Late-breaking clinical research presented at the American College of Cardiology 66th Annual Scientific Sessions (ACC; 17-19 March, Washington, DC, USA) has shown treatment with Abbott’s CardioMEMS HF system to significantly reduce heart failure hospital admissions and improve the quality of life in patients with heart failure (NYHA Class III).
The research includes more than 1,100 Medicare patients and also published in the Journal of the American College of Cardiology (JACC).
Researchers found a 46% reduction in heart failure hospitalisations in patients six months after receiving the CardioMEMS HF system, and a 34% reduction at 12 months post-implant. The data are consistent with what was seen in the CHAMPION clinical trial. According to a press release, this further confirms that when physicians adjust medications based on the patient’s pulmonary artery pressures, related hospitalisations are significantly reduced.

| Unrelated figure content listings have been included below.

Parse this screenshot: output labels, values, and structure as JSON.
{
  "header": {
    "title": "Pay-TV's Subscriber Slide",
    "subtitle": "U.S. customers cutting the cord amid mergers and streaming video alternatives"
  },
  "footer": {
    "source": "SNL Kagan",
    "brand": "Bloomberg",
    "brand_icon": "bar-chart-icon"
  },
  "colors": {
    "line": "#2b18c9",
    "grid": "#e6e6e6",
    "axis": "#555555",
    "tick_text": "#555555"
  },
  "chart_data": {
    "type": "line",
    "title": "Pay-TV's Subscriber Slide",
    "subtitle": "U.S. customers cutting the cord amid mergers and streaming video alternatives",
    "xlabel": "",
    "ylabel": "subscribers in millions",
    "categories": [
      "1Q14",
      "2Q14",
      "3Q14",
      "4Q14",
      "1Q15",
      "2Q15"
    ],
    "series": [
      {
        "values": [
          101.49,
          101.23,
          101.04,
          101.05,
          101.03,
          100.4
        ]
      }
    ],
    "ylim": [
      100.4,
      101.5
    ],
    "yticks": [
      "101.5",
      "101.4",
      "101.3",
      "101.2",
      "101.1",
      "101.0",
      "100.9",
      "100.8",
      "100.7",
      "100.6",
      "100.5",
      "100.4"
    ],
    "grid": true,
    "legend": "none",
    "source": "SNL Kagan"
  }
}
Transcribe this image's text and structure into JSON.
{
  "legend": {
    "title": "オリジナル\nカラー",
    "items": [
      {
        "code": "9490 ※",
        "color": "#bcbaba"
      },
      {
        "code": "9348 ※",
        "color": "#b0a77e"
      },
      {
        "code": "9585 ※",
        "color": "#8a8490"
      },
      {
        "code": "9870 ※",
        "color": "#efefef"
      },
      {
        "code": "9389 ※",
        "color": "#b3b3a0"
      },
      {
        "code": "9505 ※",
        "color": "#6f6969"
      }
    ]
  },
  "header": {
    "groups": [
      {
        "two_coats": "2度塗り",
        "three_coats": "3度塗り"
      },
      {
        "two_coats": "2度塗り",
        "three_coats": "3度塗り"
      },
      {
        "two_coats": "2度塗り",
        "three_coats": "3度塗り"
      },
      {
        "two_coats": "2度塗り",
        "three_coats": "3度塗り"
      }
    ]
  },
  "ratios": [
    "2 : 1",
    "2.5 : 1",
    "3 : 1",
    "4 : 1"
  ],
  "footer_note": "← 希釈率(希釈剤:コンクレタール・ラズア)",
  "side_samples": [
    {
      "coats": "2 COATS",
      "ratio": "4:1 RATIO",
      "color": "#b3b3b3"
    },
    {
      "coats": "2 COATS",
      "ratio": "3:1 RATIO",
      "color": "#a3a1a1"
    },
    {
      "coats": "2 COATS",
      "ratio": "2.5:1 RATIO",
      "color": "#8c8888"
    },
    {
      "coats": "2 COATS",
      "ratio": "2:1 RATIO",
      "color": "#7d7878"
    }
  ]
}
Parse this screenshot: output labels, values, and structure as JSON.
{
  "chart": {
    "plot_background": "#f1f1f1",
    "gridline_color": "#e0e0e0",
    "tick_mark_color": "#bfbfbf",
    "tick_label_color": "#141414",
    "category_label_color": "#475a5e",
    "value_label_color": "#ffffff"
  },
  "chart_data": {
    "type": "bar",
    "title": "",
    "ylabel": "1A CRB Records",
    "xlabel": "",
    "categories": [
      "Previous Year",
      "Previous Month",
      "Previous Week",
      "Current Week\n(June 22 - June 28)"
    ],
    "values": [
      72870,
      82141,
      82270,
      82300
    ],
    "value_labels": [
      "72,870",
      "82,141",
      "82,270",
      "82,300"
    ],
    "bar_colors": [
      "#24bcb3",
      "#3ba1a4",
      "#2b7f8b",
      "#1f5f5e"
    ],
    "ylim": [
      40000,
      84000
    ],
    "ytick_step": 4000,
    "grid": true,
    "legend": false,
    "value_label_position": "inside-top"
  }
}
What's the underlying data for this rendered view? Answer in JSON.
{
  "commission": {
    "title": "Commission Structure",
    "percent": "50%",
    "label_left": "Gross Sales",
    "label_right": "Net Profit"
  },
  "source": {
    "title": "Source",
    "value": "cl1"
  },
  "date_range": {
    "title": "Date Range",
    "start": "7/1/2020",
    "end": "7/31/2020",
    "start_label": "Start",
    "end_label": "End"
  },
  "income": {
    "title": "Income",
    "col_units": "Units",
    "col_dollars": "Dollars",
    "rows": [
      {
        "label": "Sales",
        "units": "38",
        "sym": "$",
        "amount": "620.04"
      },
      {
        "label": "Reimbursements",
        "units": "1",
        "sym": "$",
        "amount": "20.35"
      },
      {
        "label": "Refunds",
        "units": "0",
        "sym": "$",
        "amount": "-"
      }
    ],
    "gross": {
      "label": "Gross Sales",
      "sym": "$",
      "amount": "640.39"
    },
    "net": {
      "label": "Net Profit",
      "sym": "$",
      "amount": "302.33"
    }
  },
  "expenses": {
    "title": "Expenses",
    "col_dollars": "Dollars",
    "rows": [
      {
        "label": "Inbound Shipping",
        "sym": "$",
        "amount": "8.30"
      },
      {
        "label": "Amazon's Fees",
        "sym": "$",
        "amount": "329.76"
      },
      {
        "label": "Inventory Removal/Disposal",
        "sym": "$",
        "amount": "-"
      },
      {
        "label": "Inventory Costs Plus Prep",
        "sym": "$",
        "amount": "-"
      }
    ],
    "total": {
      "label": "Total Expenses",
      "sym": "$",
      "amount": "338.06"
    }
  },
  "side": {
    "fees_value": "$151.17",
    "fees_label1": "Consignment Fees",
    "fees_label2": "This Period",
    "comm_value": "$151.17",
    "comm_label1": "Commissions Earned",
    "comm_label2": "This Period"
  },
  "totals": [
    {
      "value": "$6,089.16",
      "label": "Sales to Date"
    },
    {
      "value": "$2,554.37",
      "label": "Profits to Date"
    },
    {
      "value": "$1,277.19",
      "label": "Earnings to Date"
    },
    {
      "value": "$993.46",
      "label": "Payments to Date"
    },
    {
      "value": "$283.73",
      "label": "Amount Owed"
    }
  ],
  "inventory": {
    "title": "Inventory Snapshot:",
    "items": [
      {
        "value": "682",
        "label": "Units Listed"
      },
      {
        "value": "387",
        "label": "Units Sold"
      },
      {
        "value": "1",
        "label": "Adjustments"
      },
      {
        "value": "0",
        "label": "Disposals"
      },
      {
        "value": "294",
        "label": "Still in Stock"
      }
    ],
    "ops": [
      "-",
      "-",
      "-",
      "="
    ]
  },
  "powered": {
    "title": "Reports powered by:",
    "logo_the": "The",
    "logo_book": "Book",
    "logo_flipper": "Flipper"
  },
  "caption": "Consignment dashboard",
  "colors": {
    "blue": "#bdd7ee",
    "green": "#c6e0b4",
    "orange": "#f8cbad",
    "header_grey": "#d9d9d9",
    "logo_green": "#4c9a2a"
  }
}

“These results support the clinical effectiveness and potential cost savings of using an implantable haemodynamic monitor to help with heart failure management,” says Akshay Desai, director of the Heart Failure Disease Management Program at Brigham and Women’s Hospital in Boston, USA. “Reducing heart failure hospitalisations is an important goal for patients and hospitals alike, and may help to improve long-term clinical outcomes and quality of life for our patients.”
The data also showcased important cost-savings captured through reductions in heart failure hospitalisations associated with the use of the CardioMEMS HF system. In particular, in the six months post-implant, each patient had an average reduction of more than US$10,500 in comprehensive health care costs compared to the six months prior to implant. Twelve month post-implant analysis showed a US$13,190 reduction in costs per patient.
“The reduction in hospitalisations and costs associated with heart failure confirmed by these data shows that proactive patient management with the CardioMEMS HF system is successful in mainstream practice and results in improved clinical outcomes,” says Philip Adamson, medical director of Abbott’s heart failure business. “Success with this technology for us means helping patients get back to living their life.”
Data were collected using US Medicare claims from patients undergoing a CardioMEMS sensor implant to measure pulmonary artery pressure, and the rates of heart failure hospitalisations from before and after the implant were compared. Comprehensive heart failure-related costs were also compared. The data confirmed that haemodynamic monitoring with the CardioMEMS HF system in an outpatient setting reduced heart failure hospitalisation for patients while also reducing related costs.
Additional data on managing heart failure patients with the CardioMEMS HF system published recently in Circulation showed that patient compliance and physician-directed management outside of a clinical study led to a significant reduction of pulmonary artery pressures.